Towards a 50% Efficient Solar Cell 129
necro81 writes "IEEE Spectrum magazine has a feature article describing DARPA-funded work towards developing a solar cell that's 50% efficient, for a finished module that's 40% efficient — suitable for charging a soldier's gadgets in the field. Conventional silicon and thin-film PV tech can hit cell efficiencies of upwards of 20%, with finished modules hovering in the teens. Triple-junction cells can top 40%, but are expensive to produce and not practical in most applications. Current work by the Very High Efficiency Solar Cell program uses optics (dichroic films) to concentrate incoming sunlight by 20-200x, and split it into constituent spectra, which fall on many small solar cells of different chemistries, each tuned to maximize the conversion of different wavelengths."
Re:Screw soldiers, NASA will love this. (Score:2, Informative)
The solar (photovoltaic) panels used in space are already very efficient and use some of the most expensive materials such as being made out of Gallium Arsenide (GaAs) with multiple doped layers to collect at different valence levels. Panels used in space also receive sunlight that doesn't pass through the atmosphere allowing for higher power gains.
The problem has always been with getting high efficiency rates on earth without the high cost.
Re:No problem with this (Score:2, Informative)
"As of May 2012, SpaceX has operated on total funding of approximately one billion dollars in its first ten years of operation. Of this, private equity has provided about $200M, with Musk investing approximately $100M and other investors having put in about $100M (Founders Fund, Draper Fisher Jurvetson, ...) [22]. The remainder has come from progress payments on long-term launch contracts and development contracts. NASA has put in about $400-500M of this amount, with most of that as progress payments on launch contracts."
Don't be a PV efficiency snob (Score:5, Informative)
Developments like this are awesome, because they open up the possibility of doing exactly what the summary describes -- using solar power to recharge things where size / weight / surface area is at a premium.
But those sorts of scenarios are few and far between. Most of the time, cost is the limiting factor, and these high-efficiency designs are always costly.
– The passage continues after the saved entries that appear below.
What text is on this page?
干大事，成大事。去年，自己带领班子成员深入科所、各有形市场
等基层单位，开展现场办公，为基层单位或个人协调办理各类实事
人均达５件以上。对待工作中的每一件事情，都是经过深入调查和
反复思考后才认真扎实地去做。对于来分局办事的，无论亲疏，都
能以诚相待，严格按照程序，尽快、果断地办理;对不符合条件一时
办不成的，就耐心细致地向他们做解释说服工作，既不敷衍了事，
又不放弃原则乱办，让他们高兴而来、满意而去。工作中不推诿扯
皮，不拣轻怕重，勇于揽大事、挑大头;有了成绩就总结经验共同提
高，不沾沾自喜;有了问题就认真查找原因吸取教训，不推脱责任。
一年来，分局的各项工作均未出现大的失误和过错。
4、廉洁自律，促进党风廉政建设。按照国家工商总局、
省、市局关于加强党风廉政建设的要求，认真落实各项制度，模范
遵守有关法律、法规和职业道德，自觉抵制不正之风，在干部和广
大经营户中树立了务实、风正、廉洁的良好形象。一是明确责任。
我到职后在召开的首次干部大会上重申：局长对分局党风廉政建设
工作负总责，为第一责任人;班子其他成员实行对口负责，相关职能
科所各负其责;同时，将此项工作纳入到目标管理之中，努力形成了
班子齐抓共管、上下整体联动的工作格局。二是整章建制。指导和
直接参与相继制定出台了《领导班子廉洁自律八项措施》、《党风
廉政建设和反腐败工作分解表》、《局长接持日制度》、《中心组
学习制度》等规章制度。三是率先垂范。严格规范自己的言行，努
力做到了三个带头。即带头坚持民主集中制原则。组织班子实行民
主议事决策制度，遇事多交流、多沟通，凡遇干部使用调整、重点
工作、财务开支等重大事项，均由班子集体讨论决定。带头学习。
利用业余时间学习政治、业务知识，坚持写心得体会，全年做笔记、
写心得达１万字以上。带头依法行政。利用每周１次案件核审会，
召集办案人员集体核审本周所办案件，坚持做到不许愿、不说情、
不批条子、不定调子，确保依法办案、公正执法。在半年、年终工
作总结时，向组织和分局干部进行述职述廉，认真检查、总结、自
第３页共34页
That's okay, though: PV panels are already plenty efficient for their desired function in most cases [ucsd.edu].
Cheers,
b&
No. (Score:4, Informative)
If that were true, this would only work if the sun were at a very specific angle. But that's not how it works. It concentrates light from the entire sky into a narrow beam which is then split into different wavelengths. It says that right in the summary.
Re:No problem with this (Score:4, Informative)
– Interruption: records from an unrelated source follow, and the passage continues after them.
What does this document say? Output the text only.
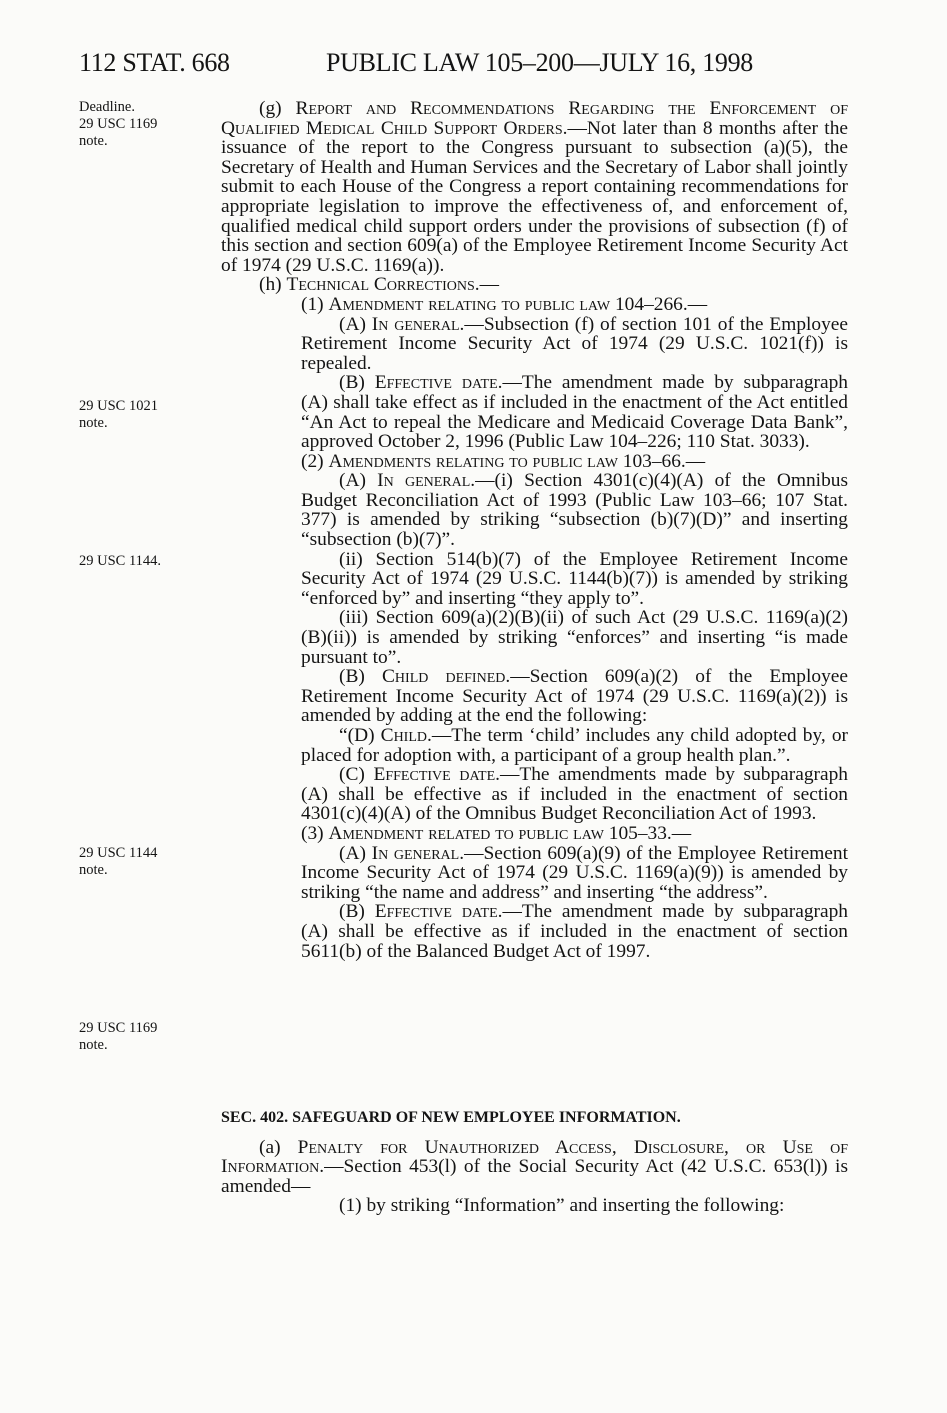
112 STAT. 668	PUBLIC LAW 105–200—JULY 16, 1998
Deadline.
29 USC 1169
note.
29 USC 1021
note.
29 USC 1144.
29 USC 1144
note.
29 USC 1169
note.

(g) Report and Recommendations Regarding the Enforcement of Qualified Medical Child Support Orders.—Not later than 8 months after the issuance of the report to the Congress pursuant to subsection (a)(5), the Secretary of Health and Human Services and the Secretary of Labor shall jointly submit to each House of the Congress a report containing recommendations for appropriate legislation to improve the effectiveness of, and enforcement of, qualified medical child support orders under the provisions of subsection (f) of this section and section 609(a) of the Employee Retirement Income Security Act of 1974 (29 U.S.C. 1169(a)).

(h) Technical Corrections.—

(1) Amendment relating to public law 104–266.—

(A) In general.—Subsection (f) of section 101 of the Employee Retirement Income Security Act of 1974 (29 U.S.C. 1021(f)) is repealed.

(B) Effective date.—The amendment made by subparagraph (A) shall take effect as if included in the enactment of the Act entitled “An Act to repeal the Medicare and Medicaid Coverage Data Bank”, approved October 2, 1996 (Public Law 104–226; 110 Stat. 3033).

(2) Amendments relating to public law 103–66.—

(A) In general.—(i) Section 4301(c)(4)(A) of the Omnibus Budget Reconciliation Act of 1993 (Public Law 103–66; 107 Stat. 377) is amended by striking “subsection (b)(7)(D)” and inserting “subsection (b)(7)”.

(ii) Section 514(b)(7) of the Employee Retirement Income Security Act of 1974 (29 U.S.C. 1144(b)(7)) is amended by striking “enforced by” and inserting “they apply to”.

(iii) Section 609(a)(2)(B)(ii) of such Act (29 U.S.C. 1169(a)(2)(B)(ii)) is amended by striking “enforces” and inserting “is made pursuant to”.

(B) Child defined.—Section 609(a)(2) of the Employee Retirement Income Security Act of 1974 (29 U.S.C. 1169(a)(2)) is amended by adding at the end the following:

“(D) Child.—The term ‘child’ includes any child adopted by, or placed for adoption with, a participant of a group health plan.”.

(C) Effective date.—The amendments made by subparagraph (A) shall be effective as if included in the enactment of section 4301(c)(4)(A) of the Omnibus Budget Reconciliation Act of 1993.

(3) Amendment related to public law 105–33.—

(A) In general.—Section 609(a)(9) of the Employee Retirement Income Security Act of 1974 (29 U.S.C. 1169(a)(9)) is amended by striking “the name and address” and inserting “the address”.

(B) Effective date.—The amendment made by subparagraph (A) shall be effective as if included in the enactment of section 5611(b) of the Balanced Budget Act of 1997.

SEC. 402. SAFEGUARD OF NEW EMPLOYEE INFORMATION.

(a) Penalty for Unauthorized Access, Disclosure, or Use of Information.—Section 453(l) of the Social Security Act (42 U.S.C. 653(l)) is amended—

(1) by striking “Information” and inserting the following:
No, he means forward-looking scientists working for government money (so, just like it should have been). So far the general public was the greatest beneficiary of DARPA projects. Computers, Internet, GPS to name the few...
Re:No problem with this (Score:2, Informative)
I am not sure you understand what DARPA is. They don't do the research, they read proposals submitted by companies, universities, non-profits, etc, and allocate US tax dollars to whoever they think is most likely to successfully develop the technologies they need. For example, the solar cells noted in this article are being developed by University of Delaware, using DARPA money.
Not new with DARPA (Score:4, Informative)
I'm surprised that DARPA is getting all the credit here; the approach isn't new with DARPA.
That approach is known as the "spectrum splitting" approach. Some older work was the NASA "rainbow concentrator" array concept:
http://ntrs.nasa.gov/search.jsp?R=20110024141 [nasa.gov]
http://www.techbriefs.com/index.php?option=com_staticxt&staticfile=/Briefs/June03/NPO21051.html [techbriefs.com]
In general, spectral-splitting concepts do need to track the sun, and so they're envisioned more for concentrator systems than for flat-plate arrays.